Şunu söylemeliyim ki, kullandığım ham işlemciyi değiştirerek bu kadar büyük bir fark gördüğüme çok şaşırdım. Tüm farklı araçların farklı şeyler yaptığı göz önüne alındığında, tamamen düzenlenmiş görüntülerle adil bir test yapmanın gerçekten mümkün olmadığı göz önüne alındığında, kaydırıcılar bile aralarında farklı şekilde kalibre edilmiş olabilir. kendi bakış açısına göre, ama en azından gerçekten somut bir fark olduğunu gösteriyor.

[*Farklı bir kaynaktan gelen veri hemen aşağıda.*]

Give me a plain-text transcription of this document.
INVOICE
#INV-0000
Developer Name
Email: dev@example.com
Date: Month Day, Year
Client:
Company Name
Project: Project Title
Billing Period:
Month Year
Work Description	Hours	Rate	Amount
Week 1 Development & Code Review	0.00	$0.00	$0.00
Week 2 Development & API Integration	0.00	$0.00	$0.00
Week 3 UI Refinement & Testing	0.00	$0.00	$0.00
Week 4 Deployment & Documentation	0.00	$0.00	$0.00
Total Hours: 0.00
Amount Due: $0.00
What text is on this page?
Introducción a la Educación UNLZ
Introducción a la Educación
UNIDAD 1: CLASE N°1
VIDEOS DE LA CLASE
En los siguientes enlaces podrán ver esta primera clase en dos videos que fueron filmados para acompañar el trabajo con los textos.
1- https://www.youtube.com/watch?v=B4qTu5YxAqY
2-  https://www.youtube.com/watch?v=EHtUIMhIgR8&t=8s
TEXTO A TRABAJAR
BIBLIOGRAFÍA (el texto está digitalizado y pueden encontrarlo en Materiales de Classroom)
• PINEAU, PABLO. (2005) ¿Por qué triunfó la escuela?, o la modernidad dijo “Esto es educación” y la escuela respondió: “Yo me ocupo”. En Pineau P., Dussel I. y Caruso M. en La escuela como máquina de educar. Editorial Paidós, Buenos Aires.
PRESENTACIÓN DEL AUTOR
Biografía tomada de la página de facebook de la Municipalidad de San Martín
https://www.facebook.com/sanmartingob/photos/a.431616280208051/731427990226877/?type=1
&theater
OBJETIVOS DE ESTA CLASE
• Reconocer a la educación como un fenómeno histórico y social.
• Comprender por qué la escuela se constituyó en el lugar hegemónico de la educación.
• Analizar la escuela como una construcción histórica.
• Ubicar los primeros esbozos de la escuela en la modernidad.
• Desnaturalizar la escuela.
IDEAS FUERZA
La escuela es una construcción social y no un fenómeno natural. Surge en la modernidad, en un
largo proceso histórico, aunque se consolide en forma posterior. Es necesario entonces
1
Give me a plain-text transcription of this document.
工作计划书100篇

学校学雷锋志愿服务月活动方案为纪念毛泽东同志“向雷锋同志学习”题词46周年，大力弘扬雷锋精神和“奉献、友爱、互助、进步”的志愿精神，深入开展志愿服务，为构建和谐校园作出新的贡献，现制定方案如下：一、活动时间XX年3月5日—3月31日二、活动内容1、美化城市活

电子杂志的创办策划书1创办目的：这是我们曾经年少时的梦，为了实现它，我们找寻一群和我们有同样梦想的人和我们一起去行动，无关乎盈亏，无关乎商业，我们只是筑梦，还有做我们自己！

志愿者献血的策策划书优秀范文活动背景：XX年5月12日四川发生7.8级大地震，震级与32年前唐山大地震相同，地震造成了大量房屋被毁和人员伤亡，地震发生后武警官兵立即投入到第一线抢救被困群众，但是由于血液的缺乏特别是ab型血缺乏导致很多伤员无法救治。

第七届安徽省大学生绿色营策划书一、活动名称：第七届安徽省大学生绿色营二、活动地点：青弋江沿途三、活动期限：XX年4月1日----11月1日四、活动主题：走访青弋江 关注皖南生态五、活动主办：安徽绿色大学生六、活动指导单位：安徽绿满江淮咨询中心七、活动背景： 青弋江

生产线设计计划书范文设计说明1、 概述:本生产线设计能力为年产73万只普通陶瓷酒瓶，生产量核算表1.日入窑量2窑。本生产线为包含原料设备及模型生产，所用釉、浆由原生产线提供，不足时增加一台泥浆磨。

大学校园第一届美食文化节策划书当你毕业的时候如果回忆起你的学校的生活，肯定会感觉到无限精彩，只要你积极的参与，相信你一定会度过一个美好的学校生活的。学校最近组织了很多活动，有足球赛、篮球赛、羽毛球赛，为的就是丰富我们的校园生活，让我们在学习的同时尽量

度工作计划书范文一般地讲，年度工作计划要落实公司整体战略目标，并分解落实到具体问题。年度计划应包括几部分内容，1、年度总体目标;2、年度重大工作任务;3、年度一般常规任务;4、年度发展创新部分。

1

Hangi kamera sistemini benimsemiş olursanız olun, kendi görüntülerinizle denemeler yapmanızı ve sonuçları, iş akışını veya performansı bir diğerine göre beğenip beğenmediğinizi görmenizi tavsiye ederim. Lightroom Classic’ten çok daha modern ve duyarlı göründüğü için Capture One’a kesinlikle daha derin bir bakış sunacağım, ancak bundan sonra kesinlikle dışa aktarımlarımı inceleyeceğim. Ama belki de bu sadece içimdeki kompulsif piksel gözetleyicinin konuşmasıdır.

İlgili Makaleler

Bir yanıt yazın

Bu site, istenmeyenleri azaltmak için Akismet kullanıyor. Yorum verilerinizin nasıl işlendiği hakkında daha fazla bilgi edinin.

Başa dön tuşu

Reklam Engelleyici Algılandı

Lütfen SanalSergi'yi gezerken reklam engelleyicinizi kapatın. Açık kalması durumunda site içerisinde içeriklerde kısıtlı erişim sağlayabilirsiniz. Desteğiniz için teşekkürler.